De niños, durante aquellos largos veranos en el campo, venía a nuestro alcance, de vez en cuando, alguna mariquita. Dejábamos que se posara en la mano levantada mientras canturreábamos: «Marieta ves al cel/i voràs a Sant Miquel/i menjaràs coquetes amb mel». Ella trepaba hasta alcanzar la yema del dedo erguido; desde allí abría sus alitas y emprendía el vuelo. Una reproducción de ese curioso animalillo que parece esmaltado en rojo y moteado en negro, como una joya diminuta, servía de adorno a los primorosos paquetes que se confeccionaban en la Librería Leo. De allí he salido tantas veces con la bolsa repleta de libros y la grata sensación de haber pasado las mejores horas del día, anticipando las de lectura que aguardaban en aquel prometedor envoltorio.

Leo, en ese rincón sosegado de la vieja València, con el Palacio de Dos Aguas enfrente y los muros de San Martín al lado, era un oasis en el trajín ciudadano, una isla en la que rebuscar tesoros pausadamente con la seguridad de hallar lo deseado... y también lo no previsto, el hallazgo inopinado que colmaba aspiraciones confusas. Una buena librería es mil mundos agrupados en una estancia, un universo del conocimiento, abierto y entregado sin reservas.

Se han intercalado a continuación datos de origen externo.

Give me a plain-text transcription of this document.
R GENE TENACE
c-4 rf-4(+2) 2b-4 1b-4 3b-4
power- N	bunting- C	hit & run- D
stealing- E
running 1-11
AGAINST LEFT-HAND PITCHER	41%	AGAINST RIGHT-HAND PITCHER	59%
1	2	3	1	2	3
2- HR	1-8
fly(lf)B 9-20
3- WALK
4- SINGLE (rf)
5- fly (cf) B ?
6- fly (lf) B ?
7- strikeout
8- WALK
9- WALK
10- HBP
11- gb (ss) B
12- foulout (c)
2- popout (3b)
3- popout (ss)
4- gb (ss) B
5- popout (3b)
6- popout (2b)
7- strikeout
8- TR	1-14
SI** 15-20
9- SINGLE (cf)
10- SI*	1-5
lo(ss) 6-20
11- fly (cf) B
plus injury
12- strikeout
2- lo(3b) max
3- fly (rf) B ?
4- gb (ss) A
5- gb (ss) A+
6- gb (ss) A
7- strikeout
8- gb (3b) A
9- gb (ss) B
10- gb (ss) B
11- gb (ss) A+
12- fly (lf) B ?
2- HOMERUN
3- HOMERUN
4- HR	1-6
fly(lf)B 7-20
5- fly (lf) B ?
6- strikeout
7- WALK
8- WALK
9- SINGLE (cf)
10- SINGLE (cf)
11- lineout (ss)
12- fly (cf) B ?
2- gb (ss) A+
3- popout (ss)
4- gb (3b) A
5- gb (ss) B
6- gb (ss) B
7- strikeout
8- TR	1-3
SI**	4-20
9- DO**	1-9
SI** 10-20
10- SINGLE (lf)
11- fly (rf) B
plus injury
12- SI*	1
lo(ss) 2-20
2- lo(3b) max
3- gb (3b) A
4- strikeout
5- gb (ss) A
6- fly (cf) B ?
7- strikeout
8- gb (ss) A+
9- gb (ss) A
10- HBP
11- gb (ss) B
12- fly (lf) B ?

Yo sabía, casi sin mirar, en qué lugar de las estanterías se alineaba la historia, la narrativa, la poesía, los filósofos, los libros de arte o los pequeños volúmenes caprichosos. Y además, allí estaban Julia, Leo o Maite, libreros de verdad, orientadores infalibles.

Hace poco afirmaba Vicente Verdú que el cierre de una librería es «una calamidad». Así hay que considerar la desaparición de Leo, que ha desatado en estas páginas de Levante-EMV más de un dolorido requiem. En su escaparate han escrito como despedida una cita de Beckett que termina con algo así como «Debo volver». Eso quiero esperar. Me aferro a creer que este adiós de hoy no sea definitivo, para bien de los que ya teníamos en Leo el paraíso de nuestro insaciable apetito lector. Si así no fuera, siempre nos quedará el recurso de las felices horas que nos deparó. Y la presencia de tantos libros que de allí salieron para alojarse, inamovibles, en la propia biblioteca personal.